I didn’t need to be told a third time.
“I owe you one, Ian.”
“No you don’t,” he said with a warm smile.
I untied my apron and went for my coat and purse on the coat rack. Then I snuck out the back door, making my way around the pie shop and out to Main Street where my car was parked.
But a moment later, I found myself stopped dead in my tracks, a fear gripping my heart so hard, I thought it might explode.
She’d been waiting for me.
Chapter 14
“Can… can I help you?”
Her yellowed eyes had a hollow, empty look to them that sent feverish chills running down my spine. Her long, wispy grey hair blew around her like Medusa’s snakes in the harsh wind. She wore a long, tattered dress and a wool jacket that looked as though it hadn’t seen the light of day for decades.

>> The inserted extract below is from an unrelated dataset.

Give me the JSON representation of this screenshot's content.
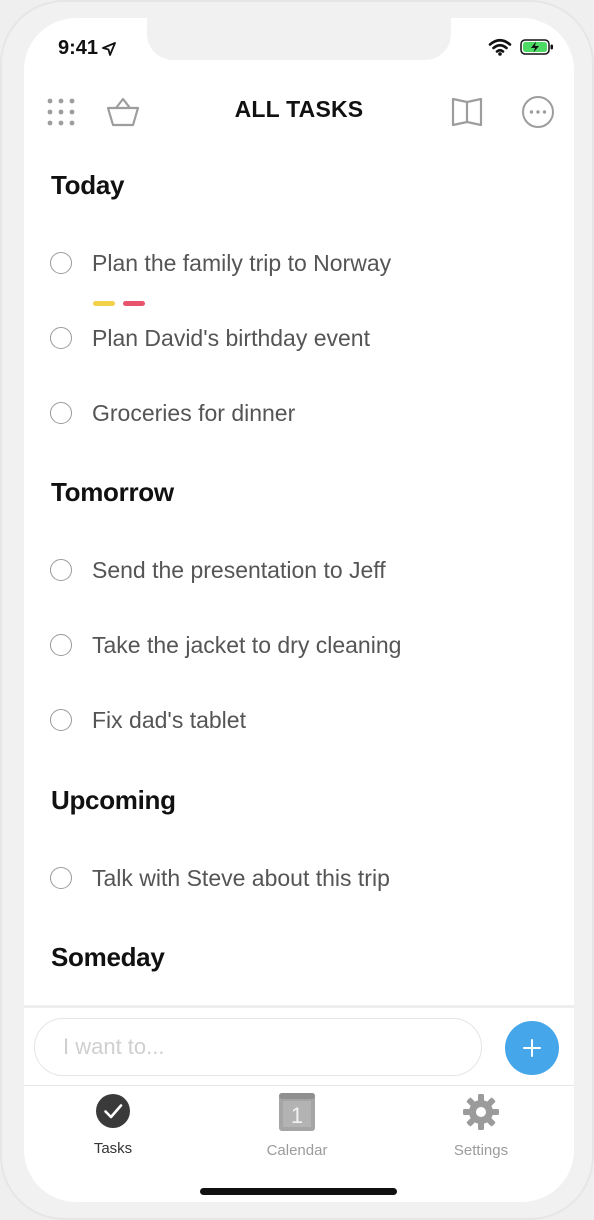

She didn’t answer my question.
She just kept staring at me.
Seeing her up close for the first time, I noticed that her face was a complicated and convoluted series of deep, craggy wrinkles.
“Mrs.… Mrs. Blaylock?” I stammered.
She was standing squarely between me and my car, blocking the driver’s door. I felt my muscles tighten as I fought the urge to bolt.
All I wanted to do was turn around and run back inside the pie shop for my life the way a third grader might at the sight of The Witch.
But I wasn’t a school-aged child. I was a grown woman. And real women didn’t run away from their fears. They faced them head-on, no matter the terror they felt in their heart.
She didn’t say anything, and I felt my fists curl up at my sides.
Just what was she doing here, scaring me like this? What right did she have to give me these kinds of looks? I had done nothing to her, as far as I knew. Yet here she was, haunting me the same as any restless ghoul.